Germany: A bill to extend company pension coverage

On 21 December 2016, the Federal Government approved reforms to company pension schemes in order to increase the number of employees entitled to coverage.

The legislative bill  makes it easier for small and medium-sized enterprises to set up a company pension scheme, and provides a fiscal incentive for employees on low salaries to contribute to a scheme of this kind (see the press release). The aim is to boost the number of people covered by these schemes, thought at present to be 57% of employees, in order to make up for the fall in replacement income, which, under the Government’s pension reforms (see the previous news item), will drop to 46% of net income from the current level of 48%. The bill seeks to encourage SMEs to set up schemes of this kind through industry-wide collective agreements. Nevertheless, several provisions are concerned with relaxing the constraints and obligations on employers in order to induce them to offer a company pension scheme to their employees. Accordingly, employers will no longer have to commit to paying a fixed amount, as is currently the case, but merely to a contribution level, while complying with the ‘pension objectives’ set by the industry’s social partners. The bill provides tax incentives for both the employers contributing to these schemes and employees with gross monthly earnings of less than EUR 2 000. Furthermore, payments made by these low-wage employees to the company pension scheme will be exempt from tax.
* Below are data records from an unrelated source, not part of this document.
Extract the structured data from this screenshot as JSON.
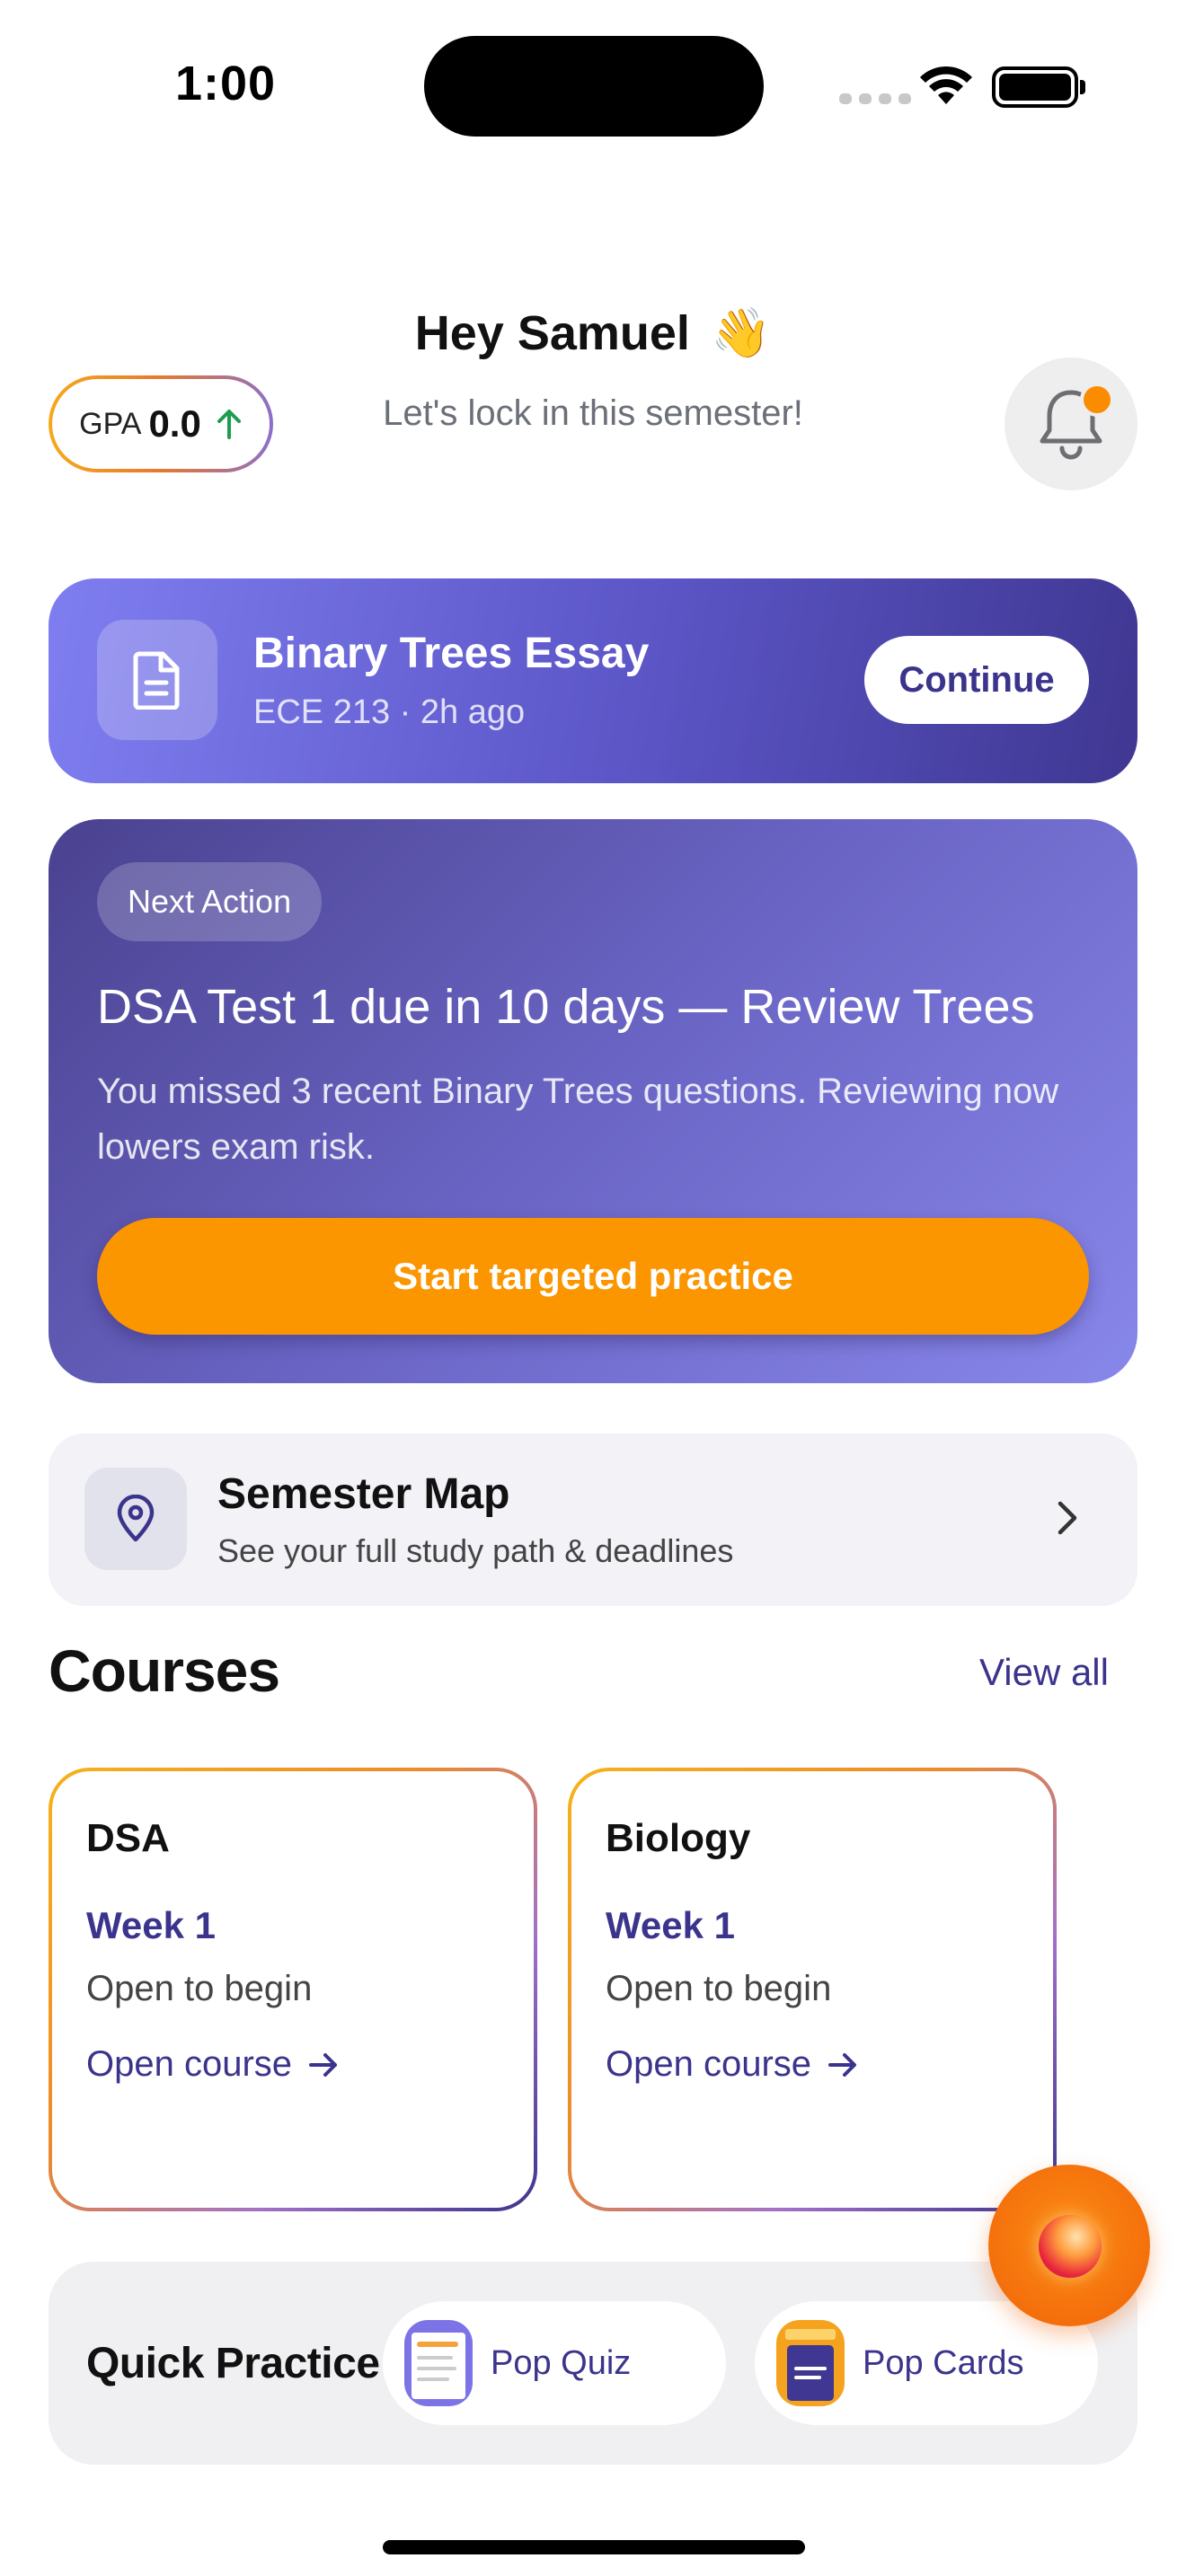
{
  "status_bar": {
    "time": "1:00"
  },
  "header": {
    "greeting": "Hey Samuel",
    "greeting_emoji": "👋",
    "subtitle": "Let's lock in this semester!",
    "gpa_label": "GPA",
    "gpa_value": "0.0",
    "gpa_trend_icon": "arrow-up-icon",
    "notification_badge": true
  },
  "continue_card": {
    "title": "Binary Trees Essay",
    "subtitle": "ECE 213 · 2h ago",
    "button_label": "Continue",
    "icon": "document-icon"
  },
  "next_action": {
    "badge": "Next Action",
    "title": "DSA Test 1 due in 10 days — Review Trees",
    "description": "You missed 3 recent Binary Trees questions. Reviewing now lowers exam risk.",
    "button_label": "Start targeted practice"
  },
  "semester_map": {
    "title": "Semester Map",
    "subtitle": "See your full study path & deadlines",
    "icon": "map-pin-icon"
  },
  "courses": {
    "title": "Courses",
    "view_all_label": "View all",
    "items": [
      {
        "name": "DSA",
        "week": "Week 1",
        "status": "Open to begin",
        "link": "Open course"
      },
      {
        "name": "Biology",
        "week": "Week 1",
        "status": "Open to begin",
        "link": "Open course"
      }
    ]
  },
  "quick_practice": {
    "title": "Quick Practice",
    "items": [
      {
        "label": "Pop Quiz",
        "icon": "pop-quiz-thumbnail"
      },
      {
        "label": "Pop Cards",
        "icon": "pop-cards-thumbnail"
      }
    ]
  },
  "colors": {
    "accent": "#3b348c",
    "orange": "#fb9500",
    "card_gradient_start": "#7f7ef0",
    "card_gradient_end": "#3f3791"
  }
}
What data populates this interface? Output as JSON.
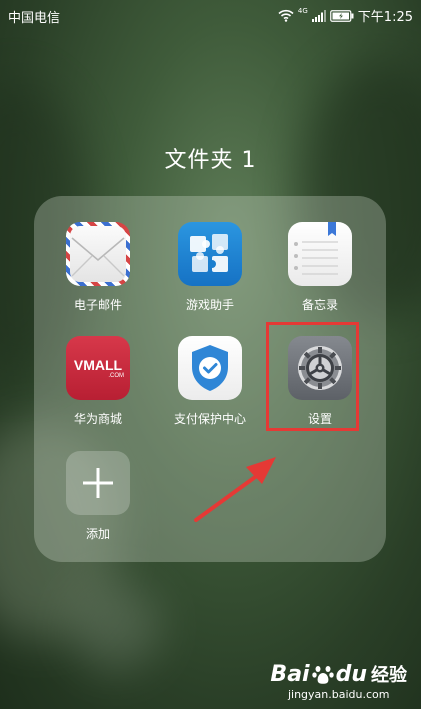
{
  "status_bar": {
    "carrier": "中国电信",
    "network_type": "4G",
    "time": "下午1:25",
    "icons": [
      "wifi-icon",
      "signal-icon",
      "battery-icon"
    ]
  },
  "folder": {
    "title": "文件夹 1",
    "apps": [
      {
        "label": "电子邮件",
        "icon": "envelope-icon"
      },
      {
        "label": "游戏助手",
        "icon": "puzzle-icon"
      },
      {
        "label": "备忘录",
        "icon": "notepad-icon"
      },
      {
        "label": "华为商城",
        "icon": "vmall-icon",
        "icon_text": "VMALL",
        "icon_subtext": ".COM"
      },
      {
        "label": "支付保护中心",
        "icon": "shield-check-icon"
      },
      {
        "label": "设置",
        "icon": "gear-icon"
      },
      {
        "label": "添加",
        "icon": "plus-icon"
      }
    ]
  },
  "watermark": {
    "logo_part1": "Bai",
    "logo_part2": "du",
    "logo_suffix": "经验",
    "url": "jingyan.baidu.com"
  },
  "colors": {
    "highlight": "#e53935",
    "arrow": "#e53935",
    "vmall_red": "#c8273a",
    "game_blue": "#1e88d6",
    "shield_blue": "#2f86d6",
    "settings_gray": "#6e7278"
  }
}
While there is support for the plan to widen company pension scheme coverage, which, as the Confederation of German Trade Unions (DGB) points out, is insufficient and has remained stagnant for several years, trade union organisations have nevertheless been critical on a number of points (see the position adopted by the DGB), in particular the IG Metall union (see Die Welt, 18 January 2017), which hopes to influence the parliamentary debate with a view to improving the bill.